As to the DKMS driver. It looks like it’s working for 5.4, I just installed the latest 5.4 kernel updates with it and it works. It seems to have issues with 4.19. The make.log shows an error.
make[1]: *** [Makefile:1553: module/var/lib/dkms/nvidia/340.108/build] Error 2
make[1]: Leaving directory ‘/usr/lib/modules/4.19.164-1-MANJARO/build’
NVIDIA: left KBUILD.
nvidia.ko failed to build!
make: *** [Makefile:202: nvidia.ko] Error 1
make: Entering directory ‘/var/lib/dkms/nvidia/340.108/build/uvm’
cd ./…; make module SYSSRC=/lib/modules/4.19.164-1-MANJARO/build SYSOUT=/lib/modules/4.19.164-1-MANJARO/build KBUILD_EXTMOD=./…
make[1]: Entering directory ‘/var/lib/dkms/nvidia/340.108/build’
NVIDIA: calling KBUILD…
make[2]: Entering directory ‘/usr/lib/modules/4.19.164-1-MANJARO/build’
test -e include/generated/autoconf.h -a -e include/config/auto.conf || (
echo >&2;
echo >&2 " ERROR: Kernel configuration is invalid.“;
echo >&2 " include/generated/autoconf.h or include/config/auto.conf are missing.”;
echo >&2 " Run ‘make oldconfig && make prepare’ on kernel src to fix it.";
echo >&2 ;
/bin/false)
mkdir -p ./…/.tmp_versions ; rm -f ./…/.tmp_versions/*
make -f ./scripts/Makefile.build obj=./…
scripts/Makefile.build:45: …/Makefile: No such file or directory
make[3]: *** No rule to make target ‘…/Makefile’. Stop.
make[2]: *** [Makefile:1553: module./…] Error 2
make[2]: Leaving directory ‘/usr/lib/modules/4.19.164-1-MANJARO/build’
NVIDIA: left KBUILD.
nvidia.ko failed to build!
make[1]: *** [Makefile:202: nvidia.ko] Error 1
make[1]: Leaving directory ‘/var/lib/dkms/nvidia/340.108/build’
make: *** [Makefile:222: …/Module.symvers] Error 2
make: Leaving directory ‘/var/lib/dkms/nvidia/340.108/build/uvm’
Thanks again for the driver through, since I normally use kernel 5.4 anyways.
It looks like it has no problems creating a zst package if I compile it manually, although I didn’t install it, because it conflicts with the dkms package.
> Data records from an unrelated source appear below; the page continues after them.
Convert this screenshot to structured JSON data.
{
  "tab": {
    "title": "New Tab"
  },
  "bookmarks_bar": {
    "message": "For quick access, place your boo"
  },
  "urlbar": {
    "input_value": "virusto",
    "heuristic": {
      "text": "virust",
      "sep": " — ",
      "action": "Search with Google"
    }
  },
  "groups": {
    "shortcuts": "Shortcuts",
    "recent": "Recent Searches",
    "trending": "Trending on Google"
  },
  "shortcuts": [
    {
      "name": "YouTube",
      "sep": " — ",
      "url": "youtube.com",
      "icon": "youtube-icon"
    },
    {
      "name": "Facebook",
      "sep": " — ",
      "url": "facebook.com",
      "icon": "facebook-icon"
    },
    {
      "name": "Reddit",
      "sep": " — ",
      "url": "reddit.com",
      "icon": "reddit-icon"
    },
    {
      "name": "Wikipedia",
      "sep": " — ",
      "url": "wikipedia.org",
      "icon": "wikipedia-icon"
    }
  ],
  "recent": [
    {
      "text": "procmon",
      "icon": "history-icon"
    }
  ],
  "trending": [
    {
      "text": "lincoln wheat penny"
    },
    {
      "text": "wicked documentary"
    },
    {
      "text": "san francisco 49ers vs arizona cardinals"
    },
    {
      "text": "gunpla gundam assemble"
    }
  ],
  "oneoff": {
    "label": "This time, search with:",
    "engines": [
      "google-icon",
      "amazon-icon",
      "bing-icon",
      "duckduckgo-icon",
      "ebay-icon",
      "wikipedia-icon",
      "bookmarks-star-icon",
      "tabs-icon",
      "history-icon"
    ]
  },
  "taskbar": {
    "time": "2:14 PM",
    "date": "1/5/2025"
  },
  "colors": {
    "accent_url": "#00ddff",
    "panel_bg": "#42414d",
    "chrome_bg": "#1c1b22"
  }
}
I do have linux419-headers, so not sure why I’m getting an error with dkms. Hmm. I wonder if others are having the same issue with 4.19 as opposed to 5.4.
I have solved the problem. A close look at dmesg showed that nouveau was somehow preventing the nvidia driver from accessing the GPU. Blacklisting nouveau allowed Nvidia to work properly.
Sorry to jump in here. I honestly tried on my Dell Latitude e6510. I got it to boot to the graphical environment but after a few minutes the screen starts flickering unbearably. Besides the laptop does not go into sleep mode, it just switches to a black screen from which it is not possible to recover. For my daughter that relies on it for school in a remote setup this is a serious problem.
I looked into troubleshooting tips but nothing helped. Based on my experience the nouveau driver is unusable on this laptop.
I timeshifted back to my last working configuration (prior to the stable update deprecating the older nvidia driver) and I am now struggling to install the 390xx driver from source so that I can apply all the other updates. Specifically, before I have the time to make modifications to the graphical driver setup, mhwd gets forcibly updated, removes the 390xx driver and forces the installation of nouveau . That clearly does not help!
I have been very happy with Manjaro for years but this is the first serious confidence-breaking situation. I hope that I will manage to find a solution for this laptop that I have no intention of retiring just because of nvidia.
Could you please tell me if philm’s command for installing the drivers is one long command line or if it should be broken into parts?
If the second could you please point me the separators.